弦论中“卡拉比-丘成桐流形”(Calabi–Yau manifold)在平面上的投影
当现代科学的实践者呕心沥血用微积分、拓扑学、群论等等复杂的数学工具研究高能物理结出累累硕果的时候,他们却坐享其成来一句“物理学已步入禅境”,这就如同在无法通往景区的小路上私收过路费,还要指着远方说一句:“看见那座山没有?这条路是去山顶的近道,大师在那里等着呢,这座农家院就是他办的,买点儿大师的纪念品吧?”
最后荣兰祥,现代科学能解决终极关怀和道德问题,而且更加胜任龙脊康,但是与本问题关系较远尹小骏,这里更加从略,秦腔十五贯只引用我在自己书中的一段话:
我很喜欢《少年派》的这个镜头,无论你相信什么,黑影总会跃出水面
人类解释世界的欲望从来不逊色于生存的欲望,但世界是那样的错综复杂,发现其中的规律漫长而艰巨,远远超出了苏美尔人力所能及,这招致了一种最深刻的惶恐不安:世界笼罩着一层拂不散的迷雾,自己的行为会招致怎样的结果无从推测,一想到那些已经发生过的灾祸在未来仍然可能发生,就仿佛置于身汪洋中的扁舟上,水面下却游弋着庞大的黑影不知为何物。
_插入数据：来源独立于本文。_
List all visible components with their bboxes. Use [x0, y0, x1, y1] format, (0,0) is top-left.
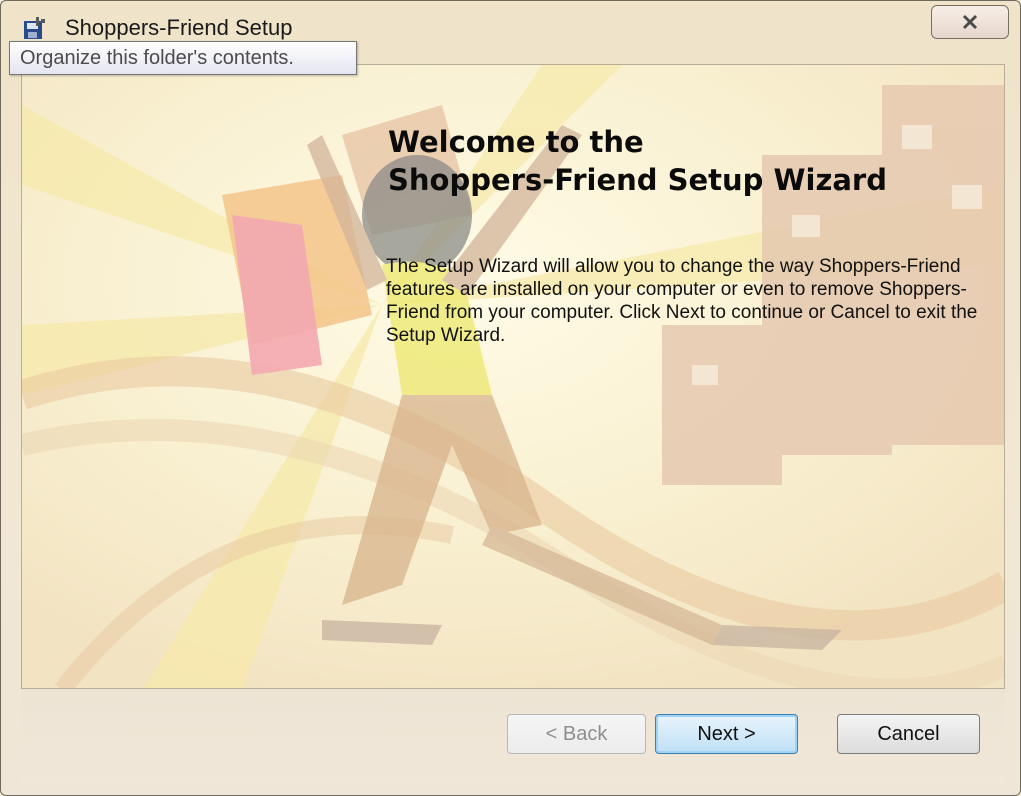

每每陷入这样的不安,任何看似规律的东西都会像救命的稻草一样不可捐弃,人们不断以它为标准诠释自己的观察,并且构思很多故事使其圆满,以便能重返真理的彼岸。这来之不易的彼岸因此弥足珍贵,容不得他人破坏,于是无知、困惑、神秘、教条,这个循环的链条就概括了人类在历史上绝大多数的认知过程。
作者简介/
刘大可:北京大学光华管理学院博士后研究。现任北京第二外国语学院研究生处处长、教授、研究生导师、学术委员会委员、会展研究中心主任,同时兼任中国国际贸易学会会展专业委员会主任、中国展览馆协会展览理论委员会副主任、澳门展贸协会顾问等。
主要研究领域:商务旅游、会展经济与管理
主要研究成果:主持由北京市哲学社会科学规划办公室、中国国际贸易促进委员会等机构委托的会展和商务旅游方面的研究课题20余项,公开出版《商务旅游》、《会展营销教程》、《会展经济理论与实务》等著作和教材6部;在《经济科学》、《经济学家》、《Tourism Recreation Research》等学术期刊上发表论文40余篇,其中不少被《新华文摘》、《中国社会科学文摘》等有重要影响的学术期刊转载,2003年曾获孙冶方经济科学著作奖(合著)。
曾接受人民日报、中央电视台等众多媒体的采访特工狂妻,曾多次应邀赴美国、德国、澳大利亚、香港和澳门等国家和地区进行学术交流与合作。